Osmanlı’yı yıkanlar, Osmanlı’yı ‘’ kurtarmak’’ isteyenlerdi. Ve bunların çoğu yabancı okullarda yetişmiş; dönme, beyaz Türk, Sabetayist, yenilikçi, İttihatçı, hürriyetçi, Tanzimatçıydı.(?) Bunların çoğu Osmanlı’da ve Cumhuriyet döneminde miras zenginiydi. Devletin, ticaretin hakimiydi, Masondu. Şuan bunların torunları nerede?
Aydınımız tarihi , kültürü, bilgiyi; akılla, dinamik tahlil metoduyla ne zaman değerlendirecek?
Akif’in ifadesiyle ‘’Koca Şark ‘’uykuya doymadı.
Siyonist ürünleri raflardan indirmeden önce üç yüz senedir yaşadığımız bu ruh travmasına, dönmelere ve döndürülenlere çözüm bulmalıyız.
Küresel Çete’nin dünyadaki ve ülkemizdeki maali tekelini sarmalını çözmeden, ürünler raftan inmez.
Aydınımız,çoğu zaman kurgu gerçeklerle bugüne geldi.’’ Kurgu gerçek’’in içini neyle doldurursanız doldurun.
Farklı düşünemiyoruz. Batılaşma serüveni ve aydına giydirilen ‘’deli gömleği’’ hala etkisini ve gücünü koruyor.
Dün, kütüphanelerimizi dolduran şarkıyatçı, misyoner araştırmaları bugün interneti dolduruyor.
‘’ Her bilgi bilgi değildir.’’ Dijital dünyada kirlilik diz boyu. Bilgiyi birileri üretiyor biz tüketiyoruz.
Siyonizm’in tüketim ve hakimiyet alanı sadece gıda, temizlik ürünleri değil. Asıl hakimiyet ve güç alanı sermaye piyasası, borsa, banka, dolar, merkez bankaları, kredi kartları, altın…..
Bugün dünyada sekiz şirket, sekiz milyar insana hükmediyor. İnsanlığa kıyameti yaşatıyor. Aynı küresel çete, ezoterik alanda yaptığı çalışmalarla, ürettiği menkıbelerle insanlara bu halin bir ‘’KADER’’ olduğunu pompalıyor.’’Din’’ adı altında insanları, toplumları uyutuyor. Din ve tarih adeta ninniye dönüşüyor.
Üreten onlar efendi, tüketen bizler köle.

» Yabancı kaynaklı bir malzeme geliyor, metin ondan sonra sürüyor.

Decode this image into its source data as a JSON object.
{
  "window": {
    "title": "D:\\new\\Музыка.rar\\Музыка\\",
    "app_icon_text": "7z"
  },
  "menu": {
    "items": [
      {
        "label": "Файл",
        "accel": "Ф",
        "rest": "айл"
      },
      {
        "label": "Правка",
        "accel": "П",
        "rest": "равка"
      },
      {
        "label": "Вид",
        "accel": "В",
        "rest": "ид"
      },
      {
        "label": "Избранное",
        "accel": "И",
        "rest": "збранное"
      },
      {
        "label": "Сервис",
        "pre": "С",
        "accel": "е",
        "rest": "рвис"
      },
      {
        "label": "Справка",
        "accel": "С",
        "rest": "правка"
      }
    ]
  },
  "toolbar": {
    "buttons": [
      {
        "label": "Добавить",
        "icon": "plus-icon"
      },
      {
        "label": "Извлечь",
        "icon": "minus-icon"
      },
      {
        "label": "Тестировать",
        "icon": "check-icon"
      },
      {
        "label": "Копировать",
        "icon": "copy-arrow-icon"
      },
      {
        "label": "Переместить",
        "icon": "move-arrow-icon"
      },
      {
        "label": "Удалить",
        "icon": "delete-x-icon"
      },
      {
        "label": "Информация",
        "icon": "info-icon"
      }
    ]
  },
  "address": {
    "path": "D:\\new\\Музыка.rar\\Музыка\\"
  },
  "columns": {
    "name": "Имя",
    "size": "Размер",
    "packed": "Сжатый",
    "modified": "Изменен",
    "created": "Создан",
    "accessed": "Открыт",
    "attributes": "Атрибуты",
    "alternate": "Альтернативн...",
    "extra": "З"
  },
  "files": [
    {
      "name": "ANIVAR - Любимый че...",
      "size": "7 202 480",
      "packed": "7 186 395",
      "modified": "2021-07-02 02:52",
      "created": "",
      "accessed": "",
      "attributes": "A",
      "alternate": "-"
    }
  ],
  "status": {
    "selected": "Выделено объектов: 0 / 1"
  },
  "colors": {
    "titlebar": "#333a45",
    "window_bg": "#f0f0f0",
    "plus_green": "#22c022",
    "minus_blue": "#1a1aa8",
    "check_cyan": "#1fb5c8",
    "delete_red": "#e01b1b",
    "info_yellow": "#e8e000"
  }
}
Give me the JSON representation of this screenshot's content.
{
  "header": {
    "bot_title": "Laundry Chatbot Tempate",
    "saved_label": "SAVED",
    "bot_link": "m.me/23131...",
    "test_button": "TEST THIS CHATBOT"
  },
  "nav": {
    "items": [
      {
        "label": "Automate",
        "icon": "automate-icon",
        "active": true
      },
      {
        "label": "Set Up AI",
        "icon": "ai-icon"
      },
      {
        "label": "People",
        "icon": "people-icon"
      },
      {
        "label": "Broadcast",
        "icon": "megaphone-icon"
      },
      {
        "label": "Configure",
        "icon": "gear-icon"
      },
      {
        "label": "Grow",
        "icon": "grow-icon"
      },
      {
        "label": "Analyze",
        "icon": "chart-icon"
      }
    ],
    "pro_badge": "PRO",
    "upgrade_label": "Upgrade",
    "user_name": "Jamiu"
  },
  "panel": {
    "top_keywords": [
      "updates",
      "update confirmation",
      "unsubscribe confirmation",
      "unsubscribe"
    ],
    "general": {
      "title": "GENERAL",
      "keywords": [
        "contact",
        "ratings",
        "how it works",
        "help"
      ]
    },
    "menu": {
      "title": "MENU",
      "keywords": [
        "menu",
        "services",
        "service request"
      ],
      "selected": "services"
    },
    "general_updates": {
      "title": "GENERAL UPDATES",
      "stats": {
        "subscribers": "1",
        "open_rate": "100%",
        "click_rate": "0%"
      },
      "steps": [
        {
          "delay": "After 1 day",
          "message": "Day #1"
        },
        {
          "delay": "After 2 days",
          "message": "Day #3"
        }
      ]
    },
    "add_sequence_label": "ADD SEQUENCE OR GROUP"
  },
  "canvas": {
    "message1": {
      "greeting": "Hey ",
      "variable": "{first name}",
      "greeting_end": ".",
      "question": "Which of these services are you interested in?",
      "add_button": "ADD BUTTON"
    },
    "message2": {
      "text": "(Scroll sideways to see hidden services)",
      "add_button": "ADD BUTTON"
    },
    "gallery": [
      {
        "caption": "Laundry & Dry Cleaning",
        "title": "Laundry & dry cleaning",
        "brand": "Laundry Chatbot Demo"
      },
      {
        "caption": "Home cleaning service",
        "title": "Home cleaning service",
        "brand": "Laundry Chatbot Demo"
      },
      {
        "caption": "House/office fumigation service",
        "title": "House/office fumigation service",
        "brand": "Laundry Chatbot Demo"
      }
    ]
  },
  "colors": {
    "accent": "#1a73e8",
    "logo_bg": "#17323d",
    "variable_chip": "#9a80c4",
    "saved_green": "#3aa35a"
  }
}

Her tür teknolojiyi de afiyetle tüketiyoruz. Bugün 5G İle beş milyar titreşime muhatabız. Dünyayı saran uydular herhalde turistik seyahat yapıyor(!)
Dünya, dijital ortamla, yazılımlarla tamamen kafese alındı.
Bugün Küresel Çete isterse dijital ortamda dünyada hayatı durdurur.
Bu çetenin yeni silahları: YAZILIM,UYDU, İNTERNET, Google, Instagram, Tiktok…
Haydin bunları da ‘’raf’’lardan indirin!!!
Tiktok Çin malı, demeyin. Bu vatansızların toprağı yok. Her ülkede bulunurlar. Siz onu İngiliz, Alman, Amerika’lı, Çin’li zannedersiniz.
Necip Fazıl’ın ‘’ Yüz üstü çok süründün, ayağa kalk Sakarya!’’ sözünün muhatabı sadece Türkiye değildir. Tüm dünyadır. Dünya sömürülüyor. Tüm ülkeler Küresel Çete’nin sömürü alanı. ABD, Almanya, İngiltere, Rusya, Çin….
İnanmayan, dünyadaki ekonomik verileri incelesin.
Demek ki rafları boşaltmadan önce bunları düşünmek gerekiyor.
Rafları boşaltalım; ama rafların nasıl doldurulduğunu ve nasıl doldurulacağını da düşünelim.